British politicians have warned the BBC to improve its equal pay structure as well as its digital service iPlayer in a damning report about the British public broadcaster.

Meanwhile, a separate report from regulator Ofcom warned that the BBC must not to be too reliant on international co-productions such as Carey Mulligan-fronted Collateral, as its ability to rely on such deals with the likes of Netflix and Amazon is “uncertain”.

The Digital, Culture, Media and Sport (DCMS) Committee, which is lead by Conservative politician Damian Collins, has laid out its thoughts on the BBC in its review of the corporation’s Annual Report.

It said that the BBC, as a public sector employer, has a higher level of duty to advance equality of opportunity than commercial organizations. “The BBC has failed to live up to this duty. Our evidence suggests women within the BBC are working in comparable jobs to men but earning far less,” it noted.

It has called for a “more transparent pay structure” and must commit to making “substantial improvements to its flawed grievance processes” if it wants to encourage women to come forward with equal pay concerns. This comes after a high-profile gender pay row earlier this year featuring China Editor Carrie Gracie, who accused the BBC of having a “secretive and illegal pay culture” and that it was “not living up to its stated values of trust, honesty and accountability”.

Separately, the committee stated that in light of growing competition from the likes of Netflix and Amazon, the BBC must make improvements to its video-on-demand service iPlayer.

“The BBC and other broadcasters now face competition from large companies such as Netflix and Amazon which have substantial programme budgets and significant resources,” it noted. “In order to compete with the growing profiles of these global media companies, the BBC must focus on what it does best and deliver unique British content. To keep pace with global players, it must push forward with introducing improvements for iPlayer, enhancing its offerings, user experience, and personalisation levels.”

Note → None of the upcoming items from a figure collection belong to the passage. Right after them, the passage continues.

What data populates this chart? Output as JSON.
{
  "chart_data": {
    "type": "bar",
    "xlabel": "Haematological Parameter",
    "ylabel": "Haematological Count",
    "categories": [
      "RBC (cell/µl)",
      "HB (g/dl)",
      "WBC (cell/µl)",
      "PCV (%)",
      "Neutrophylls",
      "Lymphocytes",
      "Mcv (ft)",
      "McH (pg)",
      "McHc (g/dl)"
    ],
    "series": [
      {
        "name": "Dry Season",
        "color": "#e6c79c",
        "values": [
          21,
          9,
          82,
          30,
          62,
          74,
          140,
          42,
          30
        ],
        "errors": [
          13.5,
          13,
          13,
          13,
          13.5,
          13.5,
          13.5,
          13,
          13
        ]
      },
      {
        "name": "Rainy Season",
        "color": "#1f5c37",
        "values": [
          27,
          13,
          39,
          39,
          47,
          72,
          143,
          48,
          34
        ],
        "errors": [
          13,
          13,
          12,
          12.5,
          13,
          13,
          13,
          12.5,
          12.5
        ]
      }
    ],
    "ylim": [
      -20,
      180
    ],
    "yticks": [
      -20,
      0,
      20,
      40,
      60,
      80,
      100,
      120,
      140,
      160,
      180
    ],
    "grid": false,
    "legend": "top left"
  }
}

The politicians added that the arrival of streaming sticks and set-top boxes have altered the market, “leaving a large section of the market unregulated with no proviso for the public service broadcasters”. It has called for the government to commit to legislation that secures the prominence of these broadcasters, which also includes ITV, Channel 4 and Channel 5, on these new digital devices.

The DCMS report comes on the same day that regulator Ofcom delivered its first Annual Report on the BBC. The body has been granted responsibility to regulate the BBC’s performance, assess its impact on fair and effective competition and secure editorial standards in BBC programming.

While Ofcom stated that the BBC is “generally delivering” on its remit, there are four key areas where it needs to “go further”. It called for the broadcaster to embed transparency into its working practices, particularly ensuring “sufficient separation” between the BBC’s public service and its commercial activities.

It also warned the BBC that it needs to take significant further steps to engage young people, continue to improve how it represents and portrays the whole of UK society and maintain its commitment to original UK programmes.

On the last point, Ofcom noted that it needs to be more innovative and take more risks, particularly as it drew a notable decline in the number of hours of original comedy, entertainment and kids’ programming.

It warned that its strategy to co-produce high-profile dramas such as Collateral with SVOD platforms such as Netflix has partially offset the fall in investment but that this kind of funding is largely for programmes with global appeal, as distinct from content which specifically reflects the lives and issues of UK audiences. “Furthermore, the BBC’s ability to rely on such deals is uncertain,” it added.